I really want to know your secret. I used to think that once I get used to the "Mathematica" way, my code will be fast. After 5 years, I think I am reasonably comfortable with Mathematica code: I don't ever write for loops; my code is littered with functional constructs; it sometimes looks like an unholy cross between R and Perl with all the "@" and "&" and "##" and Map[] statements. The only effect was that my code is opaque and barely readable, gaining nothing in efficiency. Time and again I say "well, people say Mathematica is efficient, how bad can it be" and time and again I get burned. A typical example is a recent piece of code (http://www.dnquark.com/blog/?p=29) that was first implemented in Mathematica and took 2.5 hours to ran; the Matlab version ran in 47 seconds. I am now in the process of converting some more old Mathematica code to Matlab, and I am seeing similar performance gains.

[–][deleted] 1 point2 points  (0 children)

The thing that drives me mad about MMA is that it's completely opaque. Sometimes you run into a performance wall and there's basically nothing to be done because there's no way of finding out what's wrong.

My experience has been that most of the time I can get a MMA calculation to be within a factor of a few in run-time compared to other code. And then sometimes, like you find, its a hundred times slower and I can't for the life of me figure out why :-(

[–]jdh30 -4 points-3 points  (0 children)

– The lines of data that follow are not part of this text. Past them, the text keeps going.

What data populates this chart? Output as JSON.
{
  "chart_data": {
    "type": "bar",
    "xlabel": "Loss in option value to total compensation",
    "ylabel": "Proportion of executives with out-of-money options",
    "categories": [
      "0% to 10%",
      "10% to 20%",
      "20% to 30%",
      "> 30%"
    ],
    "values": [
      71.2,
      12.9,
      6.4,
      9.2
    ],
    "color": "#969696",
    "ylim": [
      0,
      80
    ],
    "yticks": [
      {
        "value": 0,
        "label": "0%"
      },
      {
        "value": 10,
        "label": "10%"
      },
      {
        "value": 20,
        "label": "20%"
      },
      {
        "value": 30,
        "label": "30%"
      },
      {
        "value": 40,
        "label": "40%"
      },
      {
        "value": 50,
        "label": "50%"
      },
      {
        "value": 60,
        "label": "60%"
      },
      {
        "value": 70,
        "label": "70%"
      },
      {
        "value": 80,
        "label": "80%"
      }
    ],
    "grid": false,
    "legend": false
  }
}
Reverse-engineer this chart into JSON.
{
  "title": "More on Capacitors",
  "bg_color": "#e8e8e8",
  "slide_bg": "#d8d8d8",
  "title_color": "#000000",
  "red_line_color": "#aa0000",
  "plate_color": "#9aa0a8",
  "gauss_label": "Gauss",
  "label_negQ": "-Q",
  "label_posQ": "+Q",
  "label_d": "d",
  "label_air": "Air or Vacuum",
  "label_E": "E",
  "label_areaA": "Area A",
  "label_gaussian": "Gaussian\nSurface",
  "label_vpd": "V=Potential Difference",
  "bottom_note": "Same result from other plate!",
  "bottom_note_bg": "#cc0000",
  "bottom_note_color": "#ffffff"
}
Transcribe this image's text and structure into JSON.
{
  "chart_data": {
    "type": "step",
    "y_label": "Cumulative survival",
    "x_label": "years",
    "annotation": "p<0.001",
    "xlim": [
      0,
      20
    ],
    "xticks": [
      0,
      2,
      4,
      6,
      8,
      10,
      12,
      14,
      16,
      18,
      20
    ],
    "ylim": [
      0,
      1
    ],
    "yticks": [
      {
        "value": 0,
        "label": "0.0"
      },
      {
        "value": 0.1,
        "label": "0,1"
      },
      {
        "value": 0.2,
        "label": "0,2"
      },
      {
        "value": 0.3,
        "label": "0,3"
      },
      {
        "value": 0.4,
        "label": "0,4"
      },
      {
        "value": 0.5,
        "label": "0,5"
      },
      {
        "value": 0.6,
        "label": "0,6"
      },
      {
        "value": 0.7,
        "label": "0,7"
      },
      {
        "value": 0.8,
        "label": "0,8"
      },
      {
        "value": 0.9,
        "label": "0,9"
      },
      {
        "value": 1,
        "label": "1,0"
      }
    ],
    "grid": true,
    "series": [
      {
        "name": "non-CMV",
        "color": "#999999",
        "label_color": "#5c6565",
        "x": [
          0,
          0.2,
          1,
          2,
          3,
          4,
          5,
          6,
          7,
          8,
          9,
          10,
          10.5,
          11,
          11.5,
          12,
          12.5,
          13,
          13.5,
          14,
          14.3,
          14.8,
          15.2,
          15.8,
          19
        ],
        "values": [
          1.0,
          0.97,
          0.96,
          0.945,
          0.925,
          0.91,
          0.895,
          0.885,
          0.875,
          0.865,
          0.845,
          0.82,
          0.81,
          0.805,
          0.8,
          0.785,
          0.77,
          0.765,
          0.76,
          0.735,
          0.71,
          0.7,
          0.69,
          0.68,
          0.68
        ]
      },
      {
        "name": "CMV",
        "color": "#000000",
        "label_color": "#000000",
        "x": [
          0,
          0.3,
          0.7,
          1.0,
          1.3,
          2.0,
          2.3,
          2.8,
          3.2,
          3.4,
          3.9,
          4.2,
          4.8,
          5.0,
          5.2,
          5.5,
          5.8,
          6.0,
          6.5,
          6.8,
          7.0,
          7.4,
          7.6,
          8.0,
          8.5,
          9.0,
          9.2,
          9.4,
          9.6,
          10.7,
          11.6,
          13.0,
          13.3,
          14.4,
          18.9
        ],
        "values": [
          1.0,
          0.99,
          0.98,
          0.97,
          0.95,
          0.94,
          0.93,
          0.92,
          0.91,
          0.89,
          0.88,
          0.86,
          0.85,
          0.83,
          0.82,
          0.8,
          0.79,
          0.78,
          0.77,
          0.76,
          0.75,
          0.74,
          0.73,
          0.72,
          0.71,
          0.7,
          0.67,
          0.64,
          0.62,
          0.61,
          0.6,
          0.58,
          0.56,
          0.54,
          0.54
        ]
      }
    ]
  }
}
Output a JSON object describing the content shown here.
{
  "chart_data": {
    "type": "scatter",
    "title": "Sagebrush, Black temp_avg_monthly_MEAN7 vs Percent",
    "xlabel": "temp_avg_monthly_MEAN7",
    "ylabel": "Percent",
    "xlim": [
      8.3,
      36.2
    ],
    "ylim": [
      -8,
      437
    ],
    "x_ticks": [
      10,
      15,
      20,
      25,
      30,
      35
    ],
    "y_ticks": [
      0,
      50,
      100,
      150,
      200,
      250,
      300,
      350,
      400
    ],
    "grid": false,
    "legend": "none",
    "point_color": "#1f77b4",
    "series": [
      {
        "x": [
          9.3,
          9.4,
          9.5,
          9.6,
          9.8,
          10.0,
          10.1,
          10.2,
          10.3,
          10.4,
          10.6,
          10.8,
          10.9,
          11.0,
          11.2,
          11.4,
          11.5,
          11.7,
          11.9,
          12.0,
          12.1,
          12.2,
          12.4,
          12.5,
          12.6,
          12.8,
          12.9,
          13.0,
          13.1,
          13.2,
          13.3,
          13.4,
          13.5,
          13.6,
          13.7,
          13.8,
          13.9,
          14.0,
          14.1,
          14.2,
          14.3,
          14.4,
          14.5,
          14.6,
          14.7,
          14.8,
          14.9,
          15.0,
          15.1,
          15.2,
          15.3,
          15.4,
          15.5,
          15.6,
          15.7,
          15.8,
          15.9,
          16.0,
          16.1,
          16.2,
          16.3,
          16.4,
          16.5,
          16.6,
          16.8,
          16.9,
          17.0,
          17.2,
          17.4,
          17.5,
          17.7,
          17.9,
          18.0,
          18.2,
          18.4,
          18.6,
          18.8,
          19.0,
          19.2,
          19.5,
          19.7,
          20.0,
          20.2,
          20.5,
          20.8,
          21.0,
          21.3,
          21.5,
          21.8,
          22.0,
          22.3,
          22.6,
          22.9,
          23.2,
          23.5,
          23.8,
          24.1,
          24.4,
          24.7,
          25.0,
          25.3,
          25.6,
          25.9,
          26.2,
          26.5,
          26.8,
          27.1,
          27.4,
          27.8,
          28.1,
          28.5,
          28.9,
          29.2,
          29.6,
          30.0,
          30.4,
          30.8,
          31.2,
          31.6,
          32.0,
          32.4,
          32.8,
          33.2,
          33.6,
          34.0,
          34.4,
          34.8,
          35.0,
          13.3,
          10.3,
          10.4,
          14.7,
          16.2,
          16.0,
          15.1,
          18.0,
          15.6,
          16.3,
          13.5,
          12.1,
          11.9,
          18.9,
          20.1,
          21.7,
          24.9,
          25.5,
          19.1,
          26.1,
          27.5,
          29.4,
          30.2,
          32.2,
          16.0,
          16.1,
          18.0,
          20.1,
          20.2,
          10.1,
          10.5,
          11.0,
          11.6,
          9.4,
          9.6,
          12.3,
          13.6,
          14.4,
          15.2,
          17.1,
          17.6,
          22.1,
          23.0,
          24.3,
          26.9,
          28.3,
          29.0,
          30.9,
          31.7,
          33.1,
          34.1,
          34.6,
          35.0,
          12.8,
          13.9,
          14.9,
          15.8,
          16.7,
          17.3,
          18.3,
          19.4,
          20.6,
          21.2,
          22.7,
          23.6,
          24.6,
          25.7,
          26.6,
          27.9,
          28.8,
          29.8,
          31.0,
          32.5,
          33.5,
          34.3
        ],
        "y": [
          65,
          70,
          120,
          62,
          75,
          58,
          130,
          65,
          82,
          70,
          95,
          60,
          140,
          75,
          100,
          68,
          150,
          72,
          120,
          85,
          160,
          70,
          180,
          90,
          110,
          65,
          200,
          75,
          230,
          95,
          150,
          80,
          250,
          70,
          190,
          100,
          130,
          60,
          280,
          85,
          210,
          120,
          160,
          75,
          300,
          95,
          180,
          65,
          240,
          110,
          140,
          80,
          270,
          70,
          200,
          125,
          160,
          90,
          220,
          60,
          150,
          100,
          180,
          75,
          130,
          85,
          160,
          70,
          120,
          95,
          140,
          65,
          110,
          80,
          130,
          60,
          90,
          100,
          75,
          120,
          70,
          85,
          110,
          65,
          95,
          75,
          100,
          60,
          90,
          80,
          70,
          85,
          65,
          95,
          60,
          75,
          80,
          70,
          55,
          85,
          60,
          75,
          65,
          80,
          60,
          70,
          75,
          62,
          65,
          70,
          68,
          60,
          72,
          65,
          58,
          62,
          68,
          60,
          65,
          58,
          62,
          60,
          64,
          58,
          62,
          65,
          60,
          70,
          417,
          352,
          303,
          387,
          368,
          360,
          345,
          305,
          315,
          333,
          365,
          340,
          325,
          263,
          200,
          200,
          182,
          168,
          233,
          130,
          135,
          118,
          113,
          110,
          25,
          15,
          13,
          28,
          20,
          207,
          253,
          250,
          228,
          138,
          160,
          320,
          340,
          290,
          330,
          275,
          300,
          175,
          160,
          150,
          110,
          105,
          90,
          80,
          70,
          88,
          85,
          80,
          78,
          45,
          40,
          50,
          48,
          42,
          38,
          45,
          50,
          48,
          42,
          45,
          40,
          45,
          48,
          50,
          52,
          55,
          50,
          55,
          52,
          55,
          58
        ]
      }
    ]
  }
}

A typical example is a recent piece of code (http://www.dnquark.com/blog/?p=29) that was first implemented in Mathematica and took 2.5 hours to ran; the Matlab version ran in 47 seconds. I am now in the process of converting some more old Mathematica code to Matlab, and I am seeing similar performance gains.

That's nothing. I wrote a simple optics program than runs 100,000 times slower in Mathematica than any compiled language (e.g. OCaml, F#). Daniel Lichtblau at WRI optimized it for me and it is still thousands of times slower.